Se quedó poco tiempo en Goya. No podía trabajar.

–Y mucha gente no estaba a favor mío. Mis antiguas compañeras de trabajo me miraban como alguien que fue usado de idiota útil. Creo que no pude soportar sentirme no querida.

En Buenos Aires la gente del movimiento rural la ayudó económicamente durante varios meses. Luego se puso de novia con Eduardo, quien sería su marido. Pero seguía aterrorizada.

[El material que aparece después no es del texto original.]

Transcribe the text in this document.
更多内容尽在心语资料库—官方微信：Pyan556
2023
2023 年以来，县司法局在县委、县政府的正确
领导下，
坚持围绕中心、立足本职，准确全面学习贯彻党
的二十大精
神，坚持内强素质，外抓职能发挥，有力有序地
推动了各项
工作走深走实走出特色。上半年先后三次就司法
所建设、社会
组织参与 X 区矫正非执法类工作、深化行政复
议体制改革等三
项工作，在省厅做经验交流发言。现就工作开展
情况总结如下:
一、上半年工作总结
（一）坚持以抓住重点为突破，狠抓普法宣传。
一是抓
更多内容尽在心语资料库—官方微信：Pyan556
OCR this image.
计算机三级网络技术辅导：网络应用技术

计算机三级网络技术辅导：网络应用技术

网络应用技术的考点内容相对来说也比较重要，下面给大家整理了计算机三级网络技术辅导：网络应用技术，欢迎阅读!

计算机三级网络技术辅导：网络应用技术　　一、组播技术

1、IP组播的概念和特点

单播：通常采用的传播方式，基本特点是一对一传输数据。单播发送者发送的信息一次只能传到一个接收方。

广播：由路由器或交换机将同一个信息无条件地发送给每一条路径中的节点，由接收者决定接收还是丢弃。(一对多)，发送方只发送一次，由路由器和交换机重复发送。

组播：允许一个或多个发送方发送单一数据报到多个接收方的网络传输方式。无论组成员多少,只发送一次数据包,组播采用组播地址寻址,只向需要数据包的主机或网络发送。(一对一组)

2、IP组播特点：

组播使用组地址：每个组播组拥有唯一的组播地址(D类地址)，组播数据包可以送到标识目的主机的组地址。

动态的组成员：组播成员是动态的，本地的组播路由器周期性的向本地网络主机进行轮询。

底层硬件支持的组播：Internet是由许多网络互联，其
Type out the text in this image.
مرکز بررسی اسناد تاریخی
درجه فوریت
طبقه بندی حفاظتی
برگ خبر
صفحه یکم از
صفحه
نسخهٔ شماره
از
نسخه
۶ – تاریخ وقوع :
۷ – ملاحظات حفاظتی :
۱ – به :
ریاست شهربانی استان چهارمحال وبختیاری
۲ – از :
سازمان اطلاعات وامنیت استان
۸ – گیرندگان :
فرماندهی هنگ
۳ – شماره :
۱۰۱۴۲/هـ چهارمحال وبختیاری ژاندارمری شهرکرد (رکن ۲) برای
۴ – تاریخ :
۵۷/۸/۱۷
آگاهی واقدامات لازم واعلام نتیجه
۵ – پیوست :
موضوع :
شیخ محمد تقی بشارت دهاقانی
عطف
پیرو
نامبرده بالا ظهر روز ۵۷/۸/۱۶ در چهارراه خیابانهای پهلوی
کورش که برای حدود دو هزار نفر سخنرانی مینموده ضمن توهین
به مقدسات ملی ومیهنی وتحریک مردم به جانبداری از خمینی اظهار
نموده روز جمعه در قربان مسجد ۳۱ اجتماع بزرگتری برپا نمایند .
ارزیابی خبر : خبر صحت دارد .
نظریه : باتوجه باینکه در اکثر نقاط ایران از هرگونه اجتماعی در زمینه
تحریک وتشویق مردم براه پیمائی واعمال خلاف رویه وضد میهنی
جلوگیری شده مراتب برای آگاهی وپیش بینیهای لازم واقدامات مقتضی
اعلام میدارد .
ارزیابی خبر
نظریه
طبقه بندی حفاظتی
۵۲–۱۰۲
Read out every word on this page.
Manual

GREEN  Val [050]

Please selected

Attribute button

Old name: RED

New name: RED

–Pobre mi marido. Yo me daba cuenta de que el miedo me controlaba. No quería ir los encuentros públicos, le decía que fuera él. Todo eso a mí me jugó en contra, aparecí como que me había pasado al otro lado, esas cosas que se decían en los grupos. Yo creo que nunca renuncié a lo que creía, sino que no pude desarrollarlo en aquel momento.

El golpe de 1976 los encontró ya con una hija de dos años, Angélica. Eduardo se había quedado sin trabajo y se trasladaron de La Rioja a Goya, donde la familia de Norma los podía ayudar.

–Pero la gente temía juntarse conmigo. La señora de la guardería me dijo que no la llevara a mi hija porque tenía miedo. Era insoportable.

Se fueron otra vez a Buenos Aires. Y la primera noche allí, en casa de los padres de Eduardo, ambos fueron secuestrados. Esta vez fue una banda civil armada con ametralladoras la que irrumpió en el departamento.

–Nos esposaron y echaron toda la casa abajo. Mi suegra tenía alzada a mi hija Angélica y yo le gritaba que se la diera a mi hermana, porque pensaba que nos iban a matar. Como mi hermana mayor no tiene hijos quería que se quedara con ella. Después, cuando pasó todo, mi suegra me contó que nunca oyó lo que le dije.

Con los ojos vendados fueron conducidos a un lugar donde, recuerda, se oían sirenas de barco. Los interrogaron dos días, pero esta vez no los torturaron. A ella la presionaban una y otra vez con detalles del testimonio que había dado tras su anterior cautiverio.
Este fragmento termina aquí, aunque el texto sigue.